Pour les ONG, obtenir leurs propres fonds discrétionnaires – qu’elles peuvent utiliser librement – est de plus en plus difficile. C’est ce financement qui permet d’améliorer la participation avant le début des projets, car cela coûte de l’argent : l’élaboration des projets doit être planifiée à l’avance, des réunions doivent être organisées avec les communautés, les projets doivent être rédigés lentement. Les donateurs ne paient généralement pas ces coûts.
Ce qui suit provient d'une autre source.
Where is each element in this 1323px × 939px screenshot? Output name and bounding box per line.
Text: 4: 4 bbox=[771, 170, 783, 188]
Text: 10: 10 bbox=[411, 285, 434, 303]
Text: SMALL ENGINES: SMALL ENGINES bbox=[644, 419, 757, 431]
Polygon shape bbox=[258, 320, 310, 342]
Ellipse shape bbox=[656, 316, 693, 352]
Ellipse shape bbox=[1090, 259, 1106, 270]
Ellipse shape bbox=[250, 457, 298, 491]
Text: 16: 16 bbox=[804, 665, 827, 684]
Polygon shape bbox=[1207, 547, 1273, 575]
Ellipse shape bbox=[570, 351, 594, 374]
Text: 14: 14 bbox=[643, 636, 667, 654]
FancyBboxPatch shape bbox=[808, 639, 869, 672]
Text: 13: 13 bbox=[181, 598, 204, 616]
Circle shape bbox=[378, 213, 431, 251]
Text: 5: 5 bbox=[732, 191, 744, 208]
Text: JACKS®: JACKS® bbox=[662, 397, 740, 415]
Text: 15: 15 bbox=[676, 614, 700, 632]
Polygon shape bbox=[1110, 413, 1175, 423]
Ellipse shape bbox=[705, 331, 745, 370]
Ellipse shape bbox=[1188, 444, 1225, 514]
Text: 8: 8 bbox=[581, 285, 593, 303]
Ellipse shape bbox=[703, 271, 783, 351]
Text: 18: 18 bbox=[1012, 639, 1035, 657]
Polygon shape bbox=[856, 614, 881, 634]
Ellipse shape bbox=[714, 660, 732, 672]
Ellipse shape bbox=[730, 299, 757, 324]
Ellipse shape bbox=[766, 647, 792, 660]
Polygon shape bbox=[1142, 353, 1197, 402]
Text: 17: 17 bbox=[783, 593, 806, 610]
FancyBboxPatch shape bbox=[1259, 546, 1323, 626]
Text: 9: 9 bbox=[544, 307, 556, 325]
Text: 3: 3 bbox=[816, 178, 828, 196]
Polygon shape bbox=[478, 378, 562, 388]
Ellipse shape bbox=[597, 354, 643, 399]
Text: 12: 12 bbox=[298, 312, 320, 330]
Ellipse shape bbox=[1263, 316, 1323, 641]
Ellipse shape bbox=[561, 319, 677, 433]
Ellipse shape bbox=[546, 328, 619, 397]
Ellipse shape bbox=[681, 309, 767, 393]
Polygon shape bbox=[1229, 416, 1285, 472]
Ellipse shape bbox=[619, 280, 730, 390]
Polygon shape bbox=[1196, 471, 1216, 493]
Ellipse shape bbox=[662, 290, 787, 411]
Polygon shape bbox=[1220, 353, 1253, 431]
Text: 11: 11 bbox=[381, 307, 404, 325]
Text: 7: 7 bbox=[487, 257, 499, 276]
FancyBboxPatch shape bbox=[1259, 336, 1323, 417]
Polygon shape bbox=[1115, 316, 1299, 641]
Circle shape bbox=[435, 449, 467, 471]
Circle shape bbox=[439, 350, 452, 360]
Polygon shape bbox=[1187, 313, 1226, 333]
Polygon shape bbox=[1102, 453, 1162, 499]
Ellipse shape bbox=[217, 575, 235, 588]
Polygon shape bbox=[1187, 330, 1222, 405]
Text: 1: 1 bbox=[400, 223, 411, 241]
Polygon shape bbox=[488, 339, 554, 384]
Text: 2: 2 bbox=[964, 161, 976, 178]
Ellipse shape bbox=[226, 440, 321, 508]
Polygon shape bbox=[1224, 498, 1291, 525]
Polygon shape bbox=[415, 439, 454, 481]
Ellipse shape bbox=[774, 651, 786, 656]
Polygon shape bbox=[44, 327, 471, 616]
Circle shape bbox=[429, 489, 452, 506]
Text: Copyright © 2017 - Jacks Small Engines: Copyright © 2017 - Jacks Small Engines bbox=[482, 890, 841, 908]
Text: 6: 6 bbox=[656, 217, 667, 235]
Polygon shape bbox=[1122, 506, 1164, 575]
Cela ne veut pas dire que la décolonisation ne doit pas être discutée, ni que la participation, l’inclusion, le partage du pouvoir et une approche féministe ne doivent pas être discutés ou ignorés. Mais il existe des problèmes existentiels qui devraient également être prioritaires. Les ONG, du Nord et du Sud, devraient être des machines à concevoir des projets, à bien investir les fonds et à mieux les justifier, tant que les gouvernements ne prennent pas la pauvreté en main.

Le discours sur la décolonisation dans le secteur de l’aide, au Nord comme au Sud, me rappelle la chute de Byzance, où le sujet d’actualité était le sexe des anges. Cette déconnexion avec la réalité les a conduits à négliger une question plus importante, la défense de leur territoire contre l’invasion ottomane. L’empire byzantin s’est éteint sans leur laisser le temps de terminer la discussion.